Son prince Don Ramiro a les traits ce soir de Dmitry Korchak. Le ténor est une valeur sûre, à l’instrument conquérant : les aigus sont percutants, la voix sonore et ancrée dans le corps fait merveille dans “Si, ritrovarla”. Néanmoins, avec ces voyelles très ouvertes et certains sons attaqués par en bas, il rappelle davantage Nemorino qu’un prince, le chant étant plus généreux qu’élégant même si le comédien est très investi et attire la sympathie sur son personnage blessé.
L’élégance est davantage du côté de Vito Priante en Dandini à la performance remarquée. Le baryton est pleinement à l’aise vocalement et scéniquement dans ce rôle qu’il a déjà beaucoup chanté, lui apportant de l’esprit et de l’autorité. La voix, d’un beau métal sombre, se déploie sur toute la tessiture avec une grande noblesse et de souples nuances.
Scéniquement, Carlo Lepore est au diapason. Capable de captiver par sa seule présence (comme il le fait au début de l’acte II où il est seul devant le rideau de scène), le chanteur prête sa bonhomie et son air rusé à Don Magnifico tout en s’appuyant sur une voix solide aux graves sonores. Si les premières notes paraissent un peu instables, le chanteur se chauffe et parvient sans encombre au bout de ses airs, se montrant particulièrement à l’aise dans le chant syllabique. Son duo à l’acte II avec Dandini est un morceau de théâtre particulièrement savoureux et plus nuancé qu’attendu.
La bonne fée de l’histoire, c’est Luca Pisaroni en Alidoro (Rossini remplaçant la fée par un philosophe et la pantoufle par un bracelet). En ce soir de première, le chanteur parvient fatigué au bout son grand air du premier acte. Si la voix est sonore et fait voir quelques belles couleurs dans le grave de la tessiture, les aigus finissent par blanchir et se serrer. Le chanteur semble inquiet, ce qui ne l’empêche pas d’incarner ce mystérieux personnage avec un mélange de dignité et de tendresse.
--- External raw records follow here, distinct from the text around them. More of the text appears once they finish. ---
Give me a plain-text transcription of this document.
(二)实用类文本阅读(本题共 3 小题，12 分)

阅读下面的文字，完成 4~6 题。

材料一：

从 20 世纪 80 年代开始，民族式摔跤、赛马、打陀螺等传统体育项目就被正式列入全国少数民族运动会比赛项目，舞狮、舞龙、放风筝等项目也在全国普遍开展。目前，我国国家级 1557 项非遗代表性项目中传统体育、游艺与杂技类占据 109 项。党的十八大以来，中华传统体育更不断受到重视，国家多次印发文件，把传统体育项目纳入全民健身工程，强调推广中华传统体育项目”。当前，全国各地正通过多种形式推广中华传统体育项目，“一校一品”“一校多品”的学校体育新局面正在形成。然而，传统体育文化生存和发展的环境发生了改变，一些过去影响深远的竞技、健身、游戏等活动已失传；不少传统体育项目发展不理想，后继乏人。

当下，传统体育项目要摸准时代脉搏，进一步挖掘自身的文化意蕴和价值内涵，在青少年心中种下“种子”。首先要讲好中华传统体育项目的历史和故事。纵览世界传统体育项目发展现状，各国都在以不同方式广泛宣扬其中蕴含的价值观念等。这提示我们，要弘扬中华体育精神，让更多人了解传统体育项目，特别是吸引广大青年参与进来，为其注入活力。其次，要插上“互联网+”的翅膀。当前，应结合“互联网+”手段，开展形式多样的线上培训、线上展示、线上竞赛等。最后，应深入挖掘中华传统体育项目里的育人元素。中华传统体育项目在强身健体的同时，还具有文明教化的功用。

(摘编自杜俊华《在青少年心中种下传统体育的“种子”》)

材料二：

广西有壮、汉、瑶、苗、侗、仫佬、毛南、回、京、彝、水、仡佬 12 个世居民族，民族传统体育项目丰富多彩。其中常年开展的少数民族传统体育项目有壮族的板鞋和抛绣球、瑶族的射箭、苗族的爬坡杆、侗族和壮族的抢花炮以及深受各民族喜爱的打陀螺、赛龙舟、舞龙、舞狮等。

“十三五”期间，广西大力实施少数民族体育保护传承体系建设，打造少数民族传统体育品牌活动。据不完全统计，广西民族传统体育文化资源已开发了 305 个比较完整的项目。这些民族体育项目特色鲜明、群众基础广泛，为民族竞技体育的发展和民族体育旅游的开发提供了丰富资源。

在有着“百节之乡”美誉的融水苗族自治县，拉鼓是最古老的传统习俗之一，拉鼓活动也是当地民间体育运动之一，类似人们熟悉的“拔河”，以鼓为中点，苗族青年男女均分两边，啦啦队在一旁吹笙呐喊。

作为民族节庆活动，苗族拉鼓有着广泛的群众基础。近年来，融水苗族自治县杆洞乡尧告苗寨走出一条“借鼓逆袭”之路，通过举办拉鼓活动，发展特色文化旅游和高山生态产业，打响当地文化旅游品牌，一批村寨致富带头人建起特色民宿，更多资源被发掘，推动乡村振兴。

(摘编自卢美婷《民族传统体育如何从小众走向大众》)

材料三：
Le couple des deux sœurs (académiciennes de l’Opéra de Paris) est très bien assorti, à la fois drôle et sans caricature. Martina Russomanno a plus à chanter en Clorinda : son timbre charnu et puissant, avantagé par sa tessiture de soprano, rayonne sur les ensembles. Marine Chagnon est un peu lésée par la partition (en sœur Tisbe brimant Cendrillon), mais fait entendre un velours de mezzo tout à fait intéressant.
La joie qui n’est pas si visible sur scène est davantage entendue dans la fosse grâce à la direction de Diego Matheuz. Si le geste d’ouverture pouvait faire craindre une certaine raideur, sa direction s’anime peu à peu avec un IIe acte particulièrement épanoui, où l’énergie ne retombe plus. Attentif aux chanteurs dans les nombreux ensembles virtuoses, il obtient des solistes, du chœur et de l’orchestre le plus de nuances possibles.
Le public applaudit chaleureusement un spectacle qui passe comme un rêve un peu mélancolique.